Using headless mode can significantly improve the speed of collect data. Headless can be used normally in the matterport environment, but it cannot be directly used in carla and warehouse environment. The script must be run with non-headless mode in carla and warehouse environment once, and then stop the script and then can using headless mode.
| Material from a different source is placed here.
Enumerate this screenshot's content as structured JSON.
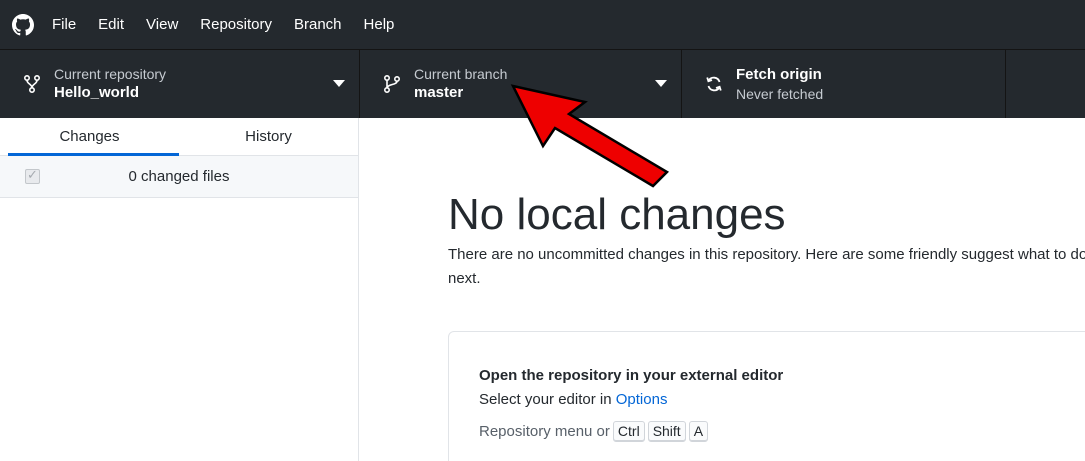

The problem is that hits is empty in following code:

def _raycast_usd_stage(
self,
ray_starts: torch.Tensor,
ray_directions: torch.Tensor,
max_dist: float = 1e6,
return_distance: bool = False,
return_normal: bool = False,
return_class: bool = False,
) -> tuple[torch.Tensor, torch.Tensor | None, torch.Tensor | None, list | None]:
"""
Perform raycasting over the entire loaded stage.
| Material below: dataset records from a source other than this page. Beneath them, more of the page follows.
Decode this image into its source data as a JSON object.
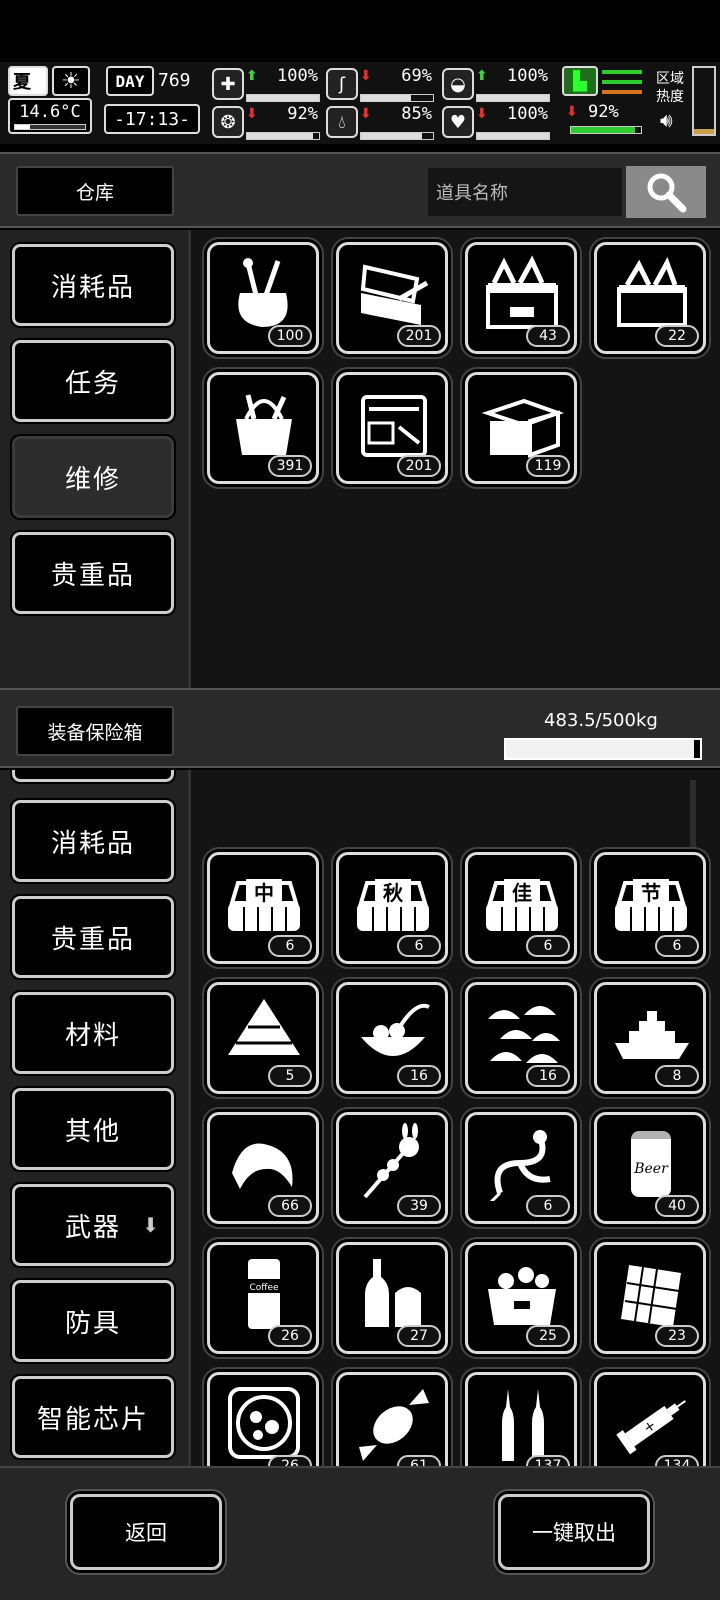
{
  "status_bar": {
    "season": "夏",
    "temperature": "14.6°C",
    "day_label": "DAY",
    "day": "769",
    "time": "-17:13-",
    "region_label": "区域热度",
    "stats": [
      {
        "name": "health",
        "icon": "medkit-icon",
        "trend": "up",
        "value": "100%",
        "level": 1.0
      },
      {
        "name": "hunger",
        "icon": "stomach-icon",
        "trend": "down",
        "value": "69%",
        "level": 0.69
      },
      {
        "name": "immunity",
        "icon": "pill-icon",
        "trend": "up",
        "value": "100%",
        "level": 1.0
      },
      {
        "name": "mental",
        "icon": "brain-icon",
        "trend": "down",
        "value": "92%",
        "level": 0.92
      },
      {
        "name": "thirst",
        "icon": "water-drop-icon",
        "trend": "down",
        "value": "85%",
        "level": 0.85
      },
      {
        "name": "mood",
        "icon": "heart-icon",
        "trend": "down",
        "value": "100%",
        "level": 1.0
      },
      {
        "name": "stamina",
        "icon": "boot-icon",
        "trend": "down",
        "value": "92%",
        "level": 0.92
      }
    ]
  },
  "warehouse": {
    "title": "仓库",
    "search_placeholder": "道具名称",
    "tabs": [
      "消耗品",
      "任务",
      "维修",
      "贵重品"
    ],
    "active_tab": "维修",
    "items": [
      {
        "icon": "tool-bag-icon",
        "count": "100"
      },
      {
        "icon": "open-toolbox-icon",
        "count": "201"
      },
      {
        "icon": "large-toolbox-icon",
        "count": "43"
      },
      {
        "icon": "toolbox-icon",
        "count": "22"
      },
      {
        "icon": "tool-bucket-icon",
        "count": "391"
      },
      {
        "icon": "tool-case-icon",
        "count": "201"
      },
      {
        "icon": "cantilever-toolbox-icon",
        "count": "119"
      }
    ]
  },
  "safe_box": {
    "title": "装备保险箱",
    "weight": "483.5/500kg",
    "weight_fill": 0.967,
    "tabs": [
      "消耗品",
      "贵重品",
      "材料",
      "其他",
      "武器",
      "防具",
      "智能芯片"
    ],
    "items": [
      {
        "icon": "mooncake-zhong-icon",
        "glyph": "中",
        "count": "6"
      },
      {
        "icon": "mooncake-qiu-icon",
        "glyph": "秋",
        "count": "6"
      },
      {
        "icon": "mooncake-jia-icon",
        "glyph": "佳",
        "count": "6"
      },
      {
        "icon": "mooncake-jie-icon",
        "glyph": "节",
        "count": "6"
      },
      {
        "icon": "zongzi-icon",
        "count": "5"
      },
      {
        "icon": "tangyuan-bowl-icon",
        "count": "16"
      },
      {
        "icon": "dumplings-icon",
        "count": "16"
      },
      {
        "icon": "ship-icon",
        "count": "8"
      },
      {
        "icon": "croissant-icon",
        "count": "66"
      },
      {
        "icon": "rabbit-candy-stick-icon",
        "count": "39"
      },
      {
        "icon": "dragon-sugar-painting-icon",
        "count": "6"
      },
      {
        "icon": "beer-can-icon",
        "count": "40"
      },
      {
        "icon": "coffee-can-icon",
        "count": "26"
      },
      {
        "icon": "bottle-drinks-icon",
        "count": "27"
      },
      {
        "icon": "food-box-icon",
        "count": "25"
      },
      {
        "icon": "chocolate-bar-icon",
        "count": "23"
      },
      {
        "icon": "hotpot-icon",
        "count": "26"
      },
      {
        "icon": "candy-icon",
        "count": "61"
      },
      {
        "icon": "ampoule-icon",
        "count": "137"
      },
      {
        "icon": "syringe-icon",
        "count": "134"
      }
    ]
  },
  "footer": {
    "back_label": "返回",
    "take_all_label": "一键取出"
  },
  "colors": {
    "up": "#3fd43f",
    "down": "#e63030",
    "panel": "#2a2a2a",
    "grid_bg": "#141414"
  }
}
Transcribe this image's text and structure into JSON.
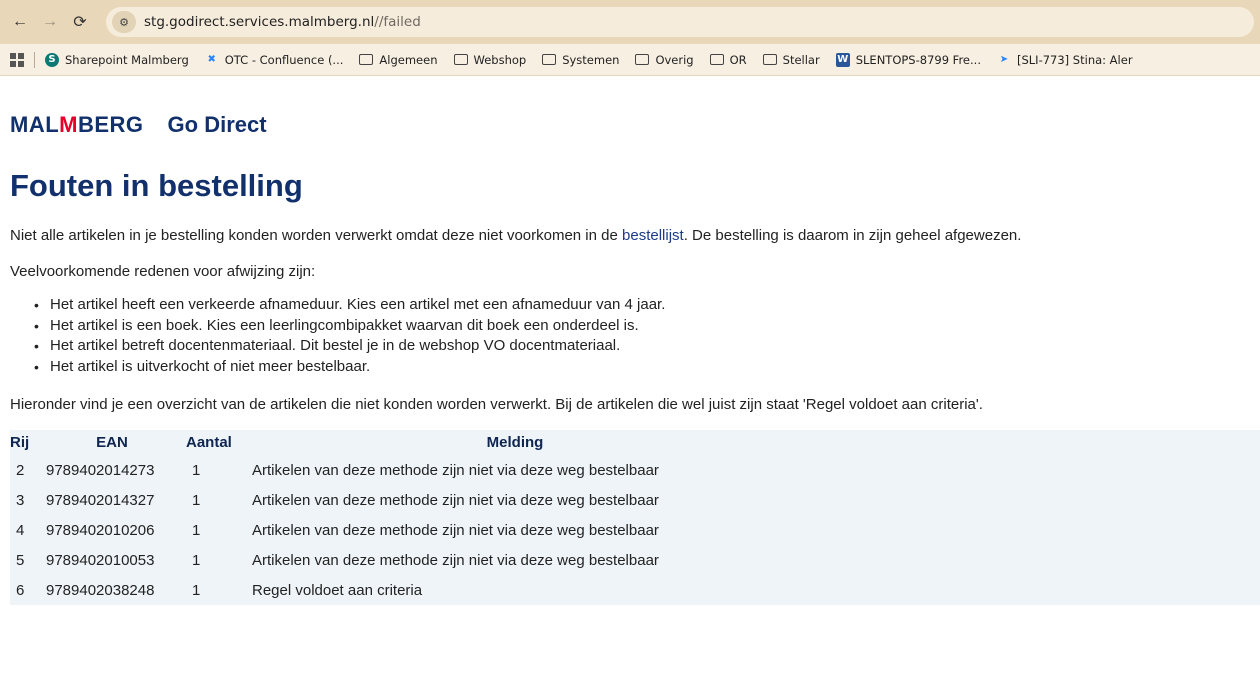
{
  "browser": {
    "url_host": "stg.godirect.services.malmberg.nl",
    "url_path": "//failed",
    "bookmarks": [
      {
        "label": "Sharepoint Malmberg",
        "icon": "sharepoint-icon"
      },
      {
        "label": "OTC - Confluence (...",
        "icon": "confluence-icon"
      },
      {
        "label": "Algemeen",
        "icon": "folder-icon"
      },
      {
        "label": "Webshop",
        "icon": "folder-icon"
      },
      {
        "label": "Systemen",
        "icon": "folder-icon"
      },
      {
        "label": "Overig",
        "icon": "folder-icon"
      },
      {
        "label": "OR",
        "icon": "folder-icon"
      },
      {
        "label": "Stellar",
        "icon": "folder-icon"
      },
      {
        "label": "SLENTOPS-8799 Fre...",
        "icon": "word-icon"
      },
      {
        "label": "[SLI-773] Stina: Aler",
        "icon": "jira-icon"
      }
    ]
  },
  "brand": {
    "logo_pre": "MAL",
    "logo_m": "M",
    "logo_post": "BERG",
    "sub": "Go Direct"
  },
  "page": {
    "title": "Fouten in bestelling",
    "intro_pre": "Niet alle artikelen in je bestelling konden worden verwerkt omdat deze niet voorkomen in de ",
    "intro_link": "bestellijst",
    "intro_post": ". De bestelling is daarom in zijn geheel afgewezen.",
    "reasons_label": "Veelvoorkomende redenen voor afwijzing zijn:",
    "reasons": [
      "Het artikel heeft een verkeerde afnameduur. Kies een artikel met een afnameduur van 4 jaar.",
      "Het artikel is een boek. Kies een leerlingcombipakket waarvan dit boek een onderdeel is.",
      "Het artikel betreft docentenmateriaal. Dit bestel je in de webshop VO docentmateriaal.",
      "Het artikel is uitverkocht of niet meer bestelbaar."
    ],
    "overview": "Hieronder vind je een overzicht van de artikelen die niet konden worden verwerkt. Bij de artikelen die wel juist zijn staat 'Regel voldoet aan criteria'."
  },
  "table": {
    "headers": {
      "rij": "Rij",
      "ean": "EAN",
      "aantal": "Aantal",
      "melding": "Melding"
    },
    "rows": [
      {
        "rij": "2",
        "ean": "9789402014273",
        "aantal": "1",
        "melding": "Artikelen van deze methode zijn niet via deze weg bestelbaar"
      },
      {
        "rij": "3",
        "ean": "9789402014327",
        "aantal": "1",
        "melding": "Artikelen van deze methode zijn niet via deze weg bestelbaar"
      },
      {
        "rij": "4",
        "ean": "9789402010206",
        "aantal": "1",
        "melding": "Artikelen van deze methode zijn niet via deze weg bestelbaar"
      },
      {
        "rij": "5",
        "ean": "9789402010053",
        "aantal": "1",
        "melding": "Artikelen van deze methode zijn niet via deze weg bestelbaar"
      },
      {
        "rij": "6",
        "ean": "9789402038248",
        "aantal": "1",
        "melding": "Regel voldoet aan criteria"
      }
    ]
  }
}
Interface is the same as the normal raycast_mesh function without the option to provide specific meshes.
"""
hits = [
get_physx_scene_query_interface().raycast_closest(carb.Float3(ray_single), carb.Float3(ray_dir), max_dist)
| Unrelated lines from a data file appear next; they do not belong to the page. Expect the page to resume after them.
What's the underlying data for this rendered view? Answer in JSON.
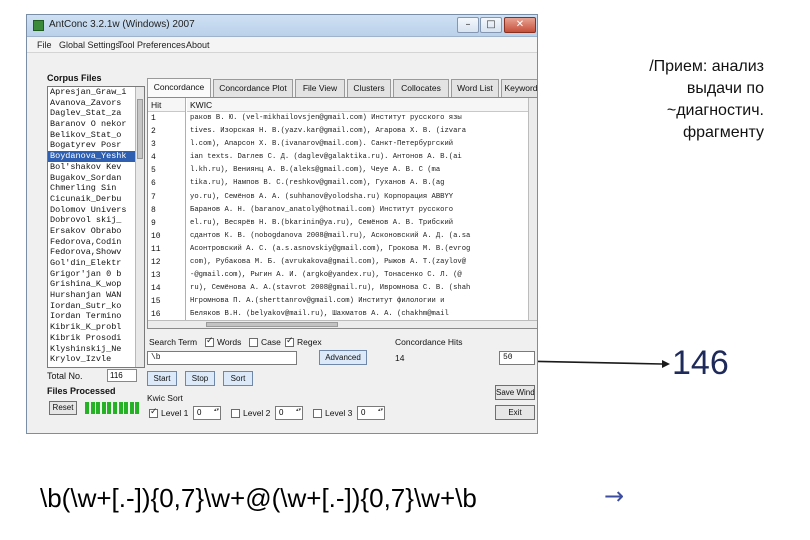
{
  "slide": {
    "note_lines": [
      "/Прием: анализ",
      "выдачи по",
      "~диагностич.",
      "фрагменту"
    ],
    "big_count": "146",
    "regex": "\\b(\\w+[.-]){0,7}\\w+@(\\w+[.-]){0,7}\\w+\\b",
    "arrow": "→"
  },
  "window": {
    "title": "AntConc 3.2.1w (Windows) 2007",
    "controls": {
      "minimize": "–",
      "maximize": "□",
      "close": "✕"
    }
  },
  "menu": [
    "File",
    "Global Settings",
    "Tool Preferences",
    "About"
  ],
  "corpus": {
    "label": "Corpus Files",
    "files": [
      "Apresjan_Graw_i",
      "Avanova_Zavors",
      "Daglev_Stat_za",
      "Baranov O nekor",
      "Belikov_Stat_o",
      "Bogatyrev Posr",
      "Boydanova_Yeshk",
      "Bol'shakov Kev",
      "Bugakov_Sordan",
      "Chmerling Sin",
      "Cicunaik_Derbu",
      "Dolomov Univers",
      "Dobrovol skij_",
      "Ersakov Obrabo",
      "Fedorova,Codin",
      "Fedorova,Showv",
      "Gol'din_Elektr",
      "Grigor'jan 0 b",
      "Grishina_K_wop",
      "Hurshanjan WAN",
      "Iordan_Sutr_ko",
      "Iordan Termino",
      "Kibrik_K_probl",
      "Kibrik Prosodi",
      "Klyshinskij_Ne",
      "Krylov_Izvle"
    ],
    "total_label": "Total No.",
    "total_value": "116",
    "processed_label": "Files Processed",
    "reset_label": "Reset"
  },
  "tabs": [
    "Concordance",
    "Concordance Plot",
    "File View",
    "Clusters",
    "Collocates",
    "Word List",
    "Keyword"
  ],
  "results": {
    "hit_header": "Hit",
    "kwic_header": "KWIC",
    "hits": [
      "1",
      "2",
      "3",
      "4",
      "5",
      "6",
      "7",
      "8",
      "9",
      "10",
      "11",
      "12",
      "13",
      "14",
      "15",
      "16"
    ],
    "kwic": [
      "раков В. Ю. (vel-mikhailovsjen@gmail.com) Институт русского язы",
      "tives. Изорская Н. В.(yazv.kar@gmail.com), Агарова Х. В. (izvara",
      "l.com), Апарсон Х. В.(ivanarov@mail.com). Санкт-Петербургский",
      "ian texts. Daглев С. Д. (daglev@galaktika.ru). Антонов А. В.(ai",
      "l.kh.ru), Вениянц А. В.(aleks@gmail.com), Чеуе А. В. С (ma",
      "tika.ru), Нампов В. С.(reshkov@gmail.com), Гуханов А. В.(ag",
      "yo.ru), Семёнов А. А. (suhhanov@yolodsha.ru) Корпорация ABBYY",
      "Баранов А. Н. (baranov_anatoly@hotmail.com) Институт русского",
      "el.ru), Весярёв Н. В.(bkarinin@ya.ru), Семёнов А. В. Трибский",
      "сдантов К. В. (nobogdanova 2008@mail.ru), Асконовский А. Д. (a.sa",
      "Асонтровский А. С. (a.s.asnovskiy@gmail.com), Грокова М. В.(evrog",
      "com), Рубакова М. Б. (avrukakova@gmail.com), Рыжов А. Т.(zaylov@",
      "-@gmail.com), Рыгин А. И. (argko@yandex.ru), Тонасенко С. Л. (@",
      "ru), Семёнова А. А.(stavrot 2008@gmail.ru), Ивромнова С. В. (shah",
      "Нгромнова П. А.(sherttanrov@gmail.com) Институт филологии и",
      "Беляков В.Н. (belyakov@mail.ru), Шахматов А. А. (chakhm@mail"
    ]
  },
  "search": {
    "term_label": "Search Term",
    "words_label": "Words",
    "case_label": "Case",
    "regex_label": "Regex",
    "term_value": "\\b",
    "advanced_label": "Advanced",
    "hits_label": "Concordance Hits",
    "hits_value": "14",
    "search_window_value": "50",
    "start_label": "Start",
    "stop_label": "Stop",
    "sort_label": "Sort",
    "kwic_sort_label": "Kwic Sort",
    "level1_label": "Level 1",
    "level1_value": "0",
    "level2_label": "Level 2",
    "level2_value": "0",
    "level3_label": "Level 3",
    "level3_value": "0",
    "save_window_label": "Save Window",
    "exit_label": "Exit"
  },
  "colors": {
    "selection": "#2f5fb0",
    "progress": "#25b325",
    "count_text": "#1e2a5a",
    "arrow": "#3d4da0"
  }
}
for ray_single, ray_dir in zip(ray_starts.cpu().numpy(), ray_directions.cpu().numpy())
]
# get all hit idx
hit_idx = [idx for idx, single_hit in enumerate(hits) if single_hit["hit"]]
# hit positions
hit_positions = torch.zeros_like(ray_starts).fill_(float("inf"))
hit_positions[hit_idx] = torch.tensor([single_hit["position"] for single_hit in hits if single_hit["hit"]]).to(
ray_starts.device
)

error:

/home/ubuntu/anaconda3/envs/viplanner/lib/python3.10/site-packages/torch/functional.py:513: UserWarning: torch.meshgrid: in an upcoming release, it will be required to pass the indexing argument. (Triggered internally at ../aten/src/ATen/native/TensorShape.cpp:3609.)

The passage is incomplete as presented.